Легко понять, как дрожал Лазик, заканчивая это предисловие: он ведь хорошо помнил 87-ую статью. Но вдохновение победило страх. Рюрик Абрамович прочел предисловие вслух, он прочел его с пафосом, брызгая слюной и жестикулируя.
— Что говорить, первый сорт! Представляю себе, как бестия Фукс будет мне завидовать…

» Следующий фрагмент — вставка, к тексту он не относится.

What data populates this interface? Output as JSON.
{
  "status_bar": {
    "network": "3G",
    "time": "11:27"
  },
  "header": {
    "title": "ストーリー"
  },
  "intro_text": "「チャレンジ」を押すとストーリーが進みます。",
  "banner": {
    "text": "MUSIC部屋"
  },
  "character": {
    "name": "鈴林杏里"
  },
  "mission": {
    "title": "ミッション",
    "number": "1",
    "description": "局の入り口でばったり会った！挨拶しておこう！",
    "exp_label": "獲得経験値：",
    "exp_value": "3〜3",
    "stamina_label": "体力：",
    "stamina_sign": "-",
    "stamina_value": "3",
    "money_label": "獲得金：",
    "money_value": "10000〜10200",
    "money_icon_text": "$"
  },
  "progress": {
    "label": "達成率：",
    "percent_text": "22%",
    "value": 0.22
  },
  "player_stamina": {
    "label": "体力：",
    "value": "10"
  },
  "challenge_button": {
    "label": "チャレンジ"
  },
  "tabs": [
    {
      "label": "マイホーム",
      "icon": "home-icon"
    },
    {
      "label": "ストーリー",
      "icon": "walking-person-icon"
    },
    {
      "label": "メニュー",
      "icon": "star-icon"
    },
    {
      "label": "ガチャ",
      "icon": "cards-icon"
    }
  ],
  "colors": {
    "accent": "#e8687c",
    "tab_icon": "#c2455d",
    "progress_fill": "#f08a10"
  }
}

Получив деньги, Лазик возгордился. Он пошел в «Венецию», выпил графинчик водки и начал хвастаться:
— Я все могу разрезать с марксистской точки. Даже пупок. Я прямо таки гений, и мне смешно думать, что передо мной сидят какие-то живые люди, а не одна вечная память. Что, Феничка, ты таки прогадала? Я вскрываю научно твой сиреневый капот и говорю — это шатанье между двумя платформами. Эй, вы, Бетховен, играйте мне мелодию! А вы кто такой? Оффициант? Не знаю. Не знаком. Вы, может быть, Максим Горький? Одним словом, помогите мне встать, потому что у меня ноги не двигаются. Они уже, наверное, стали из бронзы.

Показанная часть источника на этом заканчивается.